In the spirit of YOLO, we went to the post-midnight party and sat alone, awkwardly, in some stranger’s living room as the musician and his bandmates retreated to a private bedroom to smoke. We stayed for thirty minutes and drove home, half laughing, half crying from delirium. 


It’s a funny story, but whenever I tell it I usually leave out the part where I got home at four a.m. and had to wake up two hours later for work. To this day, I can still remember the body aches and nausea I felt from sheer sleep deprivation as I tried to get dressed in the dark. It was a new job and I was eager to prove myself, so the disheveled, baggy-eyed, un-showered look did not help. I spent the whole day wishing I was asleep.


The idea behind “You Only Live Once” is a powerful one—we do only live once. It's a poignant reminder to seize the day, acknowledge the fleeting nature of life, and the opportunity to make it great.

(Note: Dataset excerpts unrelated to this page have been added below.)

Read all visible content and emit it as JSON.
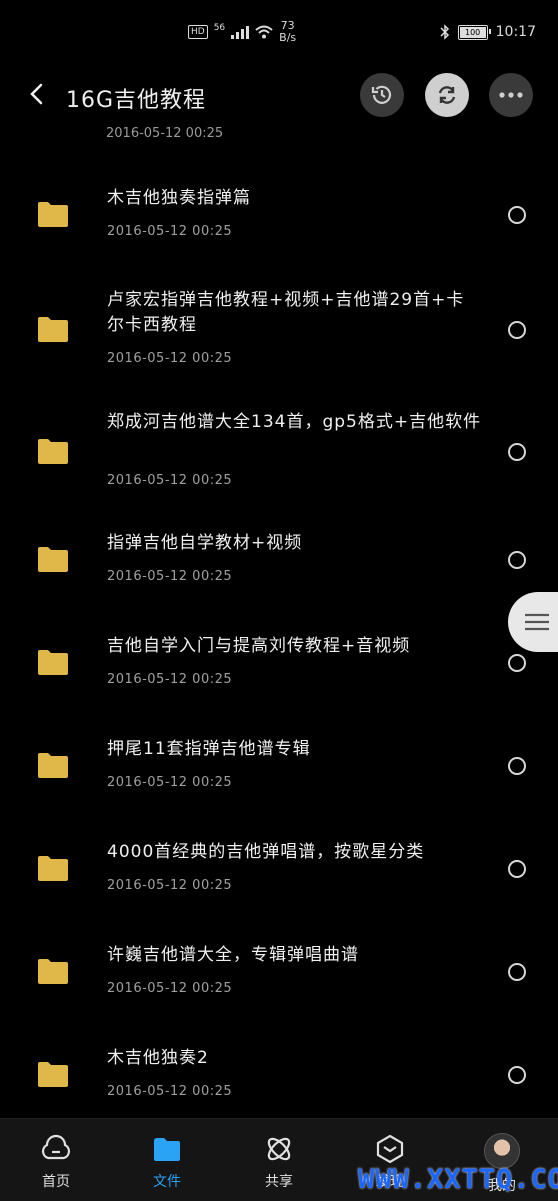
{
  "status_bar": {
    "hd": "HD",
    "network": "56",
    "speed_value": "73",
    "speed_unit": "B/s",
    "battery": "100",
    "time": "10:17"
  },
  "header": {
    "title": "16G吉他教程"
  },
  "list": {
    "partial_date": "2016-05-12  00:25",
    "items": [
      {
        "name": "木吉他独奏指弹篇",
        "date": "2016-05-12  00:25"
      },
      {
        "name": "卢家宏指弹吉他教程+视频+吉他谱29首+卡尔卡西教程",
        "date": "2016-05-12  00:25"
      },
      {
        "name": "郑成河吉他谱大全134首，gp5格式+吉他软件",
        "date": "2016-05-12  00:25"
      },
      {
        "name": "指弹吉他自学教材+视频",
        "date": "2016-05-12  00:25"
      },
      {
        "name": "吉他自学入门与提高刘传教程+音视频",
        "date": "2016-05-12  00:25"
      },
      {
        "name": "押尾11套指弹吉他谱专辑",
        "date": "2016-05-12  00:25"
      },
      {
        "name": "4000首经典的吉他弹唱谱，按歌星分类",
        "date": "2016-05-12  00:25"
      },
      {
        "name": "许巍吉他谱大全，专辑弹唱曲谱",
        "date": "2016-05-12  00:25"
      },
      {
        "name": "木吉他独奏2",
        "date": "2016-05-12  00:25"
      }
    ]
  },
  "bottom_nav": {
    "items": [
      {
        "label": "首页"
      },
      {
        "label": "文件"
      },
      {
        "label": "共享"
      },
      {
        "label": "发现"
      },
      {
        "label": "我的"
      }
    ]
  },
  "watermark": "WWW.XXTTQ.COM",
  "colors": {
    "accent": "#2aa3f5",
    "folder": "#e0b84a",
    "background": "#000000"
  }
}
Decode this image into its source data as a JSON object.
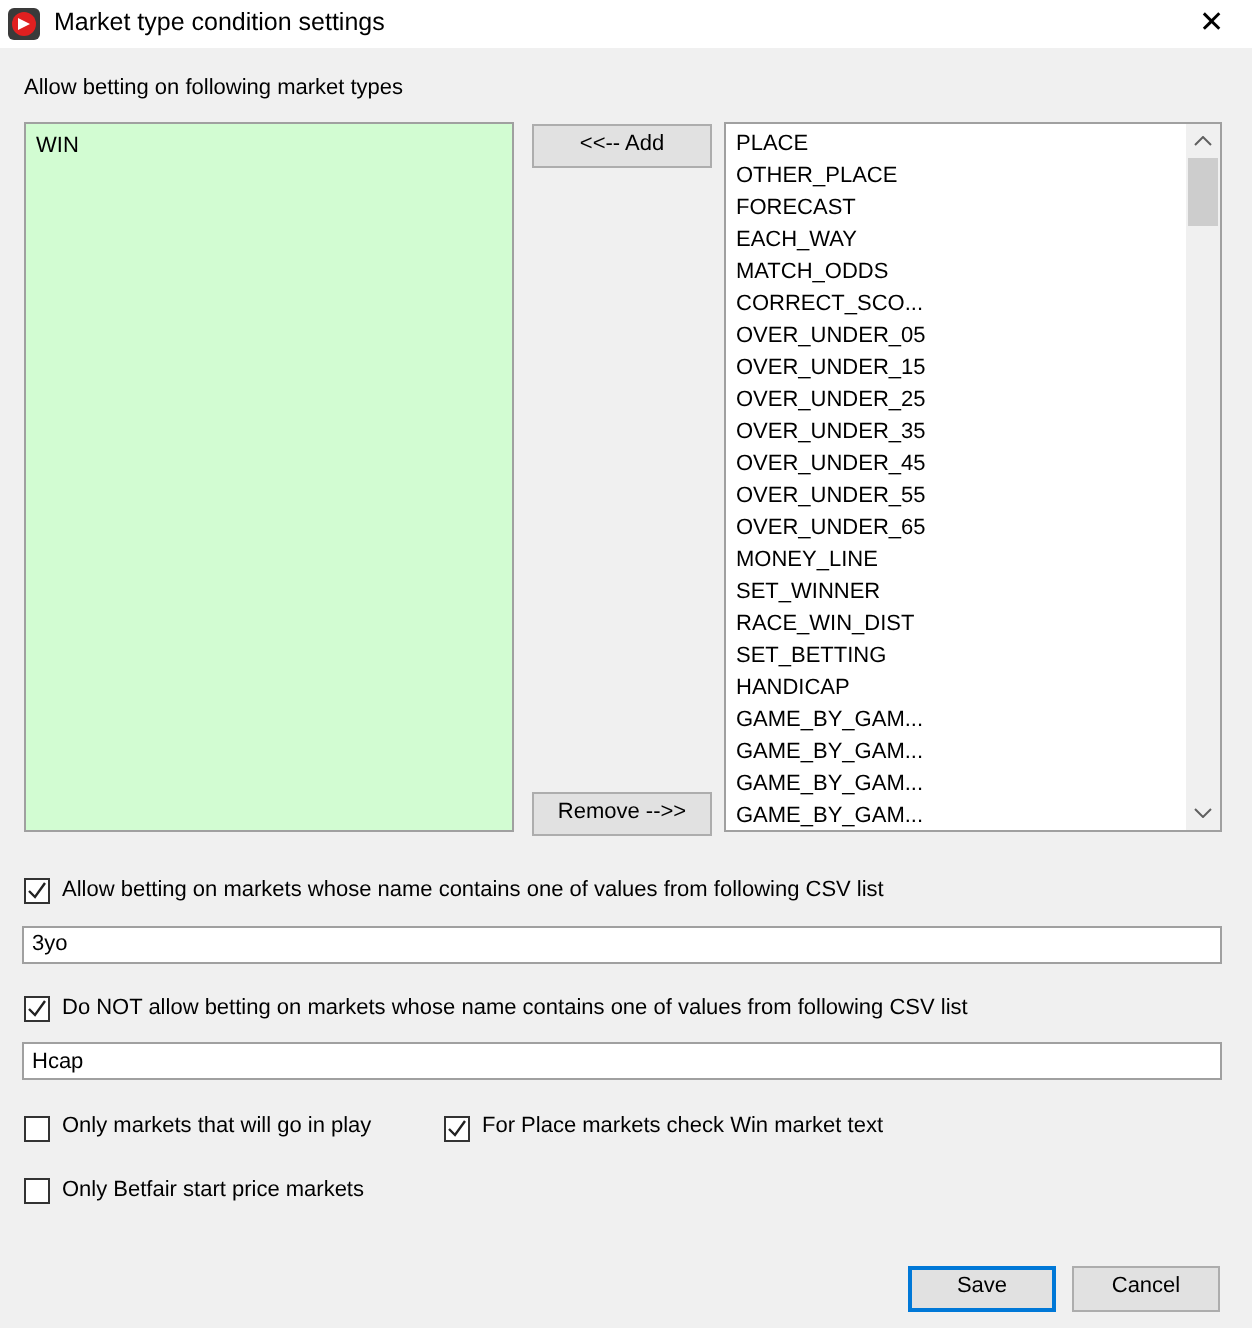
{
  "window": {
    "title": "Market type condition settings",
    "close": "✕"
  },
  "section_label": "Allow betting on following market types",
  "allowed_list": [
    "WIN"
  ],
  "add_button": "<<-- Add",
  "remove_button": "Remove -->>",
  "available_list": [
    "PLACE",
    "OTHER_PLACE",
    "FORECAST",
    "EACH_WAY",
    "MATCH_ODDS",
    "CORRECT_SCO...",
    "OVER_UNDER_05",
    "OVER_UNDER_15",
    "OVER_UNDER_25",
    "OVER_UNDER_35",
    "OVER_UNDER_45",
    "OVER_UNDER_55",
    "OVER_UNDER_65",
    "MONEY_LINE",
    "SET_WINNER",
    "RACE_WIN_DIST",
    "SET_BETTING",
    "HANDICAP",
    "GAME_BY_GAM...",
    "GAME_BY_GAM...",
    "GAME_BY_GAM...",
    "GAME_BY_GAM..."
  ],
  "include_filter": {
    "label": "Allow betting on markets whose name contains one of values from following CSV list",
    "checked": true,
    "value": "3yo"
  },
  "exclude_filter": {
    "label": "Do NOT allow betting on markets whose name contains one of values from following CSV list",
    "checked": true,
    "value": "Hcap"
  },
  "options": [
    {
      "label": "Only markets that will go in play",
      "checked": false
    },
    {
      "label": "For Place markets check Win market text",
      "checked": true
    },
    {
      "label": "Only Betfair start price markets",
      "checked": false
    }
  ],
  "buttons": [
    {
      "label": "Save",
      "selected": true
    },
    {
      "label": "Cancel",
      "selected": false
    }
  ]
}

But lately I’ve been wondering about all the questionable decisions YOLO brings about and whether we’ve been misapplying it. Maybe it’s my mid-thirties talking, or maybe YOLO, in its deepest sense, is a call to wear some sunscreen. Because the flip side of YOLO is this: the stakes are actually really high if this is our one life to live. Let’s consider: “YOLO: make your relationships good,” “YOLO: get some sleep.”


I’m really not trying to ruin anyone’s fun, it’s just that if our YOLO-ing is becoming increasingly costly and exhausting, it may not be adding the value it advertises to our lives. YOLO has the potential to lead us to something extraordinary, not just erratic, if we let it.


The philosopher Dallas Willard wrote, “Discipline leads to freedom. A disciplined pianist is free to play anything they want.” True freedom, as it turns out, is not impulsively doing whatever you want whenever you want to—it comes through training ourselves to be the kind of person who makes healthy decisions, over and over again. 


A big part of that training is learning to set boundaries: not just with others, but with ourselves. Discipline often looks like knowing when to say yes to things that foster well-being, and no to the things that offer quick relief but keep us stuck. Sometimes discipline is just saying, “No thanks, brain, we’re not doing that today.”


A YOLO where we take into consideration our one chance at life, and focus on what matters most in the long run, can bring about immense freedoms. This new version likely means doing some less adrenaline-provoking activities along the way, like planning and saving, and sometimes saying no. It probably even means exercising when you don’t want to, learning to apologize, and eating enough protein. 


There is freedom on the other side of these disciplines when we look close enough. When we tend to our relationships over time, and make them good, we are free to be ourselves and ask for what we need. When our finances are in order—through hard work and living within our means—we have more housing options, the ability to outsource tasks, and to be generous. And, let’s imagine a YOLO that prioritizes physical health: we’d be free to go for a hike, chase after our grandchildren, and travel. 


I mean, honestly, with our one chance at life, do we really want to be wishing we were asleep?


You Only Live Once: make it good.




*For those unfamiliar: YOLO is an acronym for You Only Live Once and is frequently used to justify taking risks, in a Carpe Diem fashion, often impulsively.